ソニー、タクシー効率運行を支援 AIで需要など予測
ソニーは人工知能(AI)やセンサーなどの技術を使い、タクシー会社や運転手の支援に乗り出す。AIを使い、需要予測や効率のよい走行システムの案内などのサービスを始める。安全運転の支援ツールの開発に向け、画像センサーなどを搭載した車両の試験走行も始める。タクシーを足がかりに、自動車分野への技術展開を図る狙いもありそうだ。

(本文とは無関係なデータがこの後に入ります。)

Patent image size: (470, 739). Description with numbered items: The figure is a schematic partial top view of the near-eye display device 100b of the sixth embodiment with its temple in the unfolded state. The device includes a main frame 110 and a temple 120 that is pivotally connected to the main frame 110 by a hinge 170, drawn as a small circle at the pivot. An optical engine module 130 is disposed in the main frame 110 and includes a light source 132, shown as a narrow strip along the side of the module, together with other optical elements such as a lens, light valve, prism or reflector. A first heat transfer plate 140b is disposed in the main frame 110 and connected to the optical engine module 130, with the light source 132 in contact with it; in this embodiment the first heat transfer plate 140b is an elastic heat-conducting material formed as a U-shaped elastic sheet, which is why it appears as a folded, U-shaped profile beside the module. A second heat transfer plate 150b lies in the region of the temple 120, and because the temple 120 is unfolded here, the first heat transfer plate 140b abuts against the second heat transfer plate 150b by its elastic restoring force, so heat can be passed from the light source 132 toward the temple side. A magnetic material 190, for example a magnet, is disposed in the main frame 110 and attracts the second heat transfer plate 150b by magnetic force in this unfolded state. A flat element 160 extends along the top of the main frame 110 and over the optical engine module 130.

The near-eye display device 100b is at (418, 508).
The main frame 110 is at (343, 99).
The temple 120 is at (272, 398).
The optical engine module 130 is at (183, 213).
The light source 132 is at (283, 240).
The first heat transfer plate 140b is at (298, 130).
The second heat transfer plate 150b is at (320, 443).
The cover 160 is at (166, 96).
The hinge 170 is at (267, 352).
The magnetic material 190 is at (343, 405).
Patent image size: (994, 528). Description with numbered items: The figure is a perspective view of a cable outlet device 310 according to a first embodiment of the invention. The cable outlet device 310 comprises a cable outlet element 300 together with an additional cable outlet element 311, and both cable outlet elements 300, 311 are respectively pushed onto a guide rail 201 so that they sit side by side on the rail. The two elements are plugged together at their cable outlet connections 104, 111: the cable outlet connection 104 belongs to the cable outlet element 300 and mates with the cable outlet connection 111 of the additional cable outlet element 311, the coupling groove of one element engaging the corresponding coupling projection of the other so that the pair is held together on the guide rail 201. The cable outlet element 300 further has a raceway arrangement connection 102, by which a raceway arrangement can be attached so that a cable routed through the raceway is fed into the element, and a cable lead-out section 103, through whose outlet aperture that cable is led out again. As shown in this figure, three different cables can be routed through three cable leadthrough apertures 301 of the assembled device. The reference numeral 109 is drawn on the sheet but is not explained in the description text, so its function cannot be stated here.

今月から大和自動車交通へ需要予測システムの提供を始めた。タクシーの走行データや天候情報、周辺のイベント情報などを活用。500メートル四方に区切ったエリアのどこで需要が多いかをヒートマップ方式で視覚的に表示する。ソニーが出資し、配車アプリ「Sライド」を展開する「みんなのタクシー」(東京・台東)を通じて、ほかのタクシー会社にも順次提供する。
みんなのタクシーが保有する空車情報を地図上に表示し、エリアごとの需要に対するタクシーの供給の量を把握できるようにする。コンサートやスポーツイベントが終了した直後などタクシー需要が高まるタイミングを見つけだし、タクシー会社に通知する。
長距離でタクシーを利用する単価の高い乗客の需要も予測できる。乗客が降りた後に運転手の拠点となるエリアに戻る際に、タクシー需要が高まっている場所を経由するルートも提案し、1台当たりの稼働率を高める。ソニーの川西泉執行役員は「運転手の熟練度によらず、効率的な運用をサポートできる」と話し、タクシー会社の収益向上につながるとみる。需要予測システムは東京都の1万台の走行データを活用して開発した。運転手500人が使い勝手などの改善に協力した。
運転手向けの安全運転支援システムの開発にも着手する。車両の内外にソニーの画像センサー8台を搭載し、車の前方に赤外線センサーを対象物に照射して距離を測定する「LiDAR(ライダー)」を設置した試験車両を開発。実際の道路を走行し、道路や障害物など実環境のデータや、ハンドル操作やアクセル・ブレーキの利用状況など運転の記録を収集する。
こうしたビッグデータを解析し、危険予測のデータベースを構築する。ドライバーの安全運転の技術水準を測定したり、より安全な運転ができるようにアドバイスしたりするサービスにつなげる。川西氏は「AIとセンシングで人間の経験や直感に基づいていたデータを収集し、社会インフラの向上につなげる」と話す。ソニーはスマホ向けの「CMOS(相補性金属酸化膜半導体)イメージセンサー」の世界シェアの5割を握る。スマホ向けがメインだが、自動運転の本格化をにらみ車載市場での展開も狙う。